Fabrication autoportée La cellule fabrique 65 % de moules pour le composite, 30 % de formes pour la tôlerie et 5 % d’usinage de pièces, prototypes, etc. Les matériaux usuellement utilisés sont des mousses usinables capables de tenir à des températures de 120°C ou des pressions de 150 bars pour le formage. Une planche résistante à 180°C est même en cours de validation pour le drapage de composite. Couvert par les 15 % du chiffre d’affaires investis en recherche et développement, les équipes d’Eurocopter cherchent des matériaux capables d’assurer la fabrication de plus de pièces pour faire face au succès de la cellule. En effet, pour répondre aux sollicitations, cette petite « PME » a déjà nécessité quelques aménagements comme la création d’un magasin tampon de matières premières, parfois difficiles à obtenir, ou la création de filières de délestage chez des partenaires pareillement équipés.
Les horaires de travail sont également caractéristiques.
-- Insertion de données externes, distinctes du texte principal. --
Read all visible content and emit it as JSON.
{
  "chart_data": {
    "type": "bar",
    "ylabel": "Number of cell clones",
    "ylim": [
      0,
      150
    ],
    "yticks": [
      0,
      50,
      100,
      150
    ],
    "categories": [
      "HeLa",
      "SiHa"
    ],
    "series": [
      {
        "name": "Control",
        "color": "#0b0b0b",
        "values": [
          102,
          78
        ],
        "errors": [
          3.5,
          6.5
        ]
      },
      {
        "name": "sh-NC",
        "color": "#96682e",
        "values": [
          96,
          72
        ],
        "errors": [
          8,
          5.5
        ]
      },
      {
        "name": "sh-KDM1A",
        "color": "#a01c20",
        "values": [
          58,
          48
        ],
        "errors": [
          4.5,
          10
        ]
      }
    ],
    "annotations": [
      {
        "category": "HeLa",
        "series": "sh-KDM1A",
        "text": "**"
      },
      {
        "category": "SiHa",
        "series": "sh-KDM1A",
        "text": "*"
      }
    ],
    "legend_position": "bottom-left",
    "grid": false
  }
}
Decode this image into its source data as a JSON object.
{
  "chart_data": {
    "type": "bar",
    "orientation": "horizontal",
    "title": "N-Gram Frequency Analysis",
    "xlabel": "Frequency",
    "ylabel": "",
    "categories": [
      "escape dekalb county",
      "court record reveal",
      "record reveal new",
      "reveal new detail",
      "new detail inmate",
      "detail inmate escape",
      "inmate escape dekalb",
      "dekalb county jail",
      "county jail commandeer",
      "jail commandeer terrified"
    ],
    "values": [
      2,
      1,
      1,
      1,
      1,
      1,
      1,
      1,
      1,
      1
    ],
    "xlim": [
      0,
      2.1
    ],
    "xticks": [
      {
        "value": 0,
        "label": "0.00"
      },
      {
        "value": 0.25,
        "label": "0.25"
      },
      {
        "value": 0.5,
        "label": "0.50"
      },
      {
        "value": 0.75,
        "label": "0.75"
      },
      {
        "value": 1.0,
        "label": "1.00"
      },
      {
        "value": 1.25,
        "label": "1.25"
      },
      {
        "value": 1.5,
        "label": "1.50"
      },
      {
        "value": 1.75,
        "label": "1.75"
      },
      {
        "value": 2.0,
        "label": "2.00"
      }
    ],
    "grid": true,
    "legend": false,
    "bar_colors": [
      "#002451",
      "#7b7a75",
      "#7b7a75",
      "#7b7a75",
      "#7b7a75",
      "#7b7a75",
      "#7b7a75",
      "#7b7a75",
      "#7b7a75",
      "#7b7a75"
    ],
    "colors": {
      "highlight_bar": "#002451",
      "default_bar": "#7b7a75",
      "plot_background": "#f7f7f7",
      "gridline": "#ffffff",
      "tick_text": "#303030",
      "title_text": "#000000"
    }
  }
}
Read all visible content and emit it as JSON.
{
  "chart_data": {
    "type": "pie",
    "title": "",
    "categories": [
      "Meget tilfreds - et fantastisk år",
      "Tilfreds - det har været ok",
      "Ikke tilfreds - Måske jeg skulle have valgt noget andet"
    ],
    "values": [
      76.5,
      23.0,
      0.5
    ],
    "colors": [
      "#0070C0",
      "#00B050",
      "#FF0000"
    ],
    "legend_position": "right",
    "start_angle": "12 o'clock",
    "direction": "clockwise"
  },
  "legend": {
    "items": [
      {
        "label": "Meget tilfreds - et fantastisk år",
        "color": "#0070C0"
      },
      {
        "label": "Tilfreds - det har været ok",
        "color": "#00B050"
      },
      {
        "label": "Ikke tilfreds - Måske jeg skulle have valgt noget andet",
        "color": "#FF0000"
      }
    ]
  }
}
Grâce aux indicateurs d’alerte du logiciel de Sescoi, les techniciens se relaient en 3/8 sur un même dossier pour confirmer leur objectif de production : 85 % des pièces sorties en moins de 15 jours. Les hélicoptères ne sont plus considérés comme de simples véhicules mais proposent une véritable aide opérationnelle qui pousse le fabricant vers plus de flexibilité et de réactivité. A l’aide de ces partenaires, Eurocopter offre une réponse adaptée aux évolutions du marché. Quand on quitte le site de Marignane, on trouve la terre étonnamment ferme.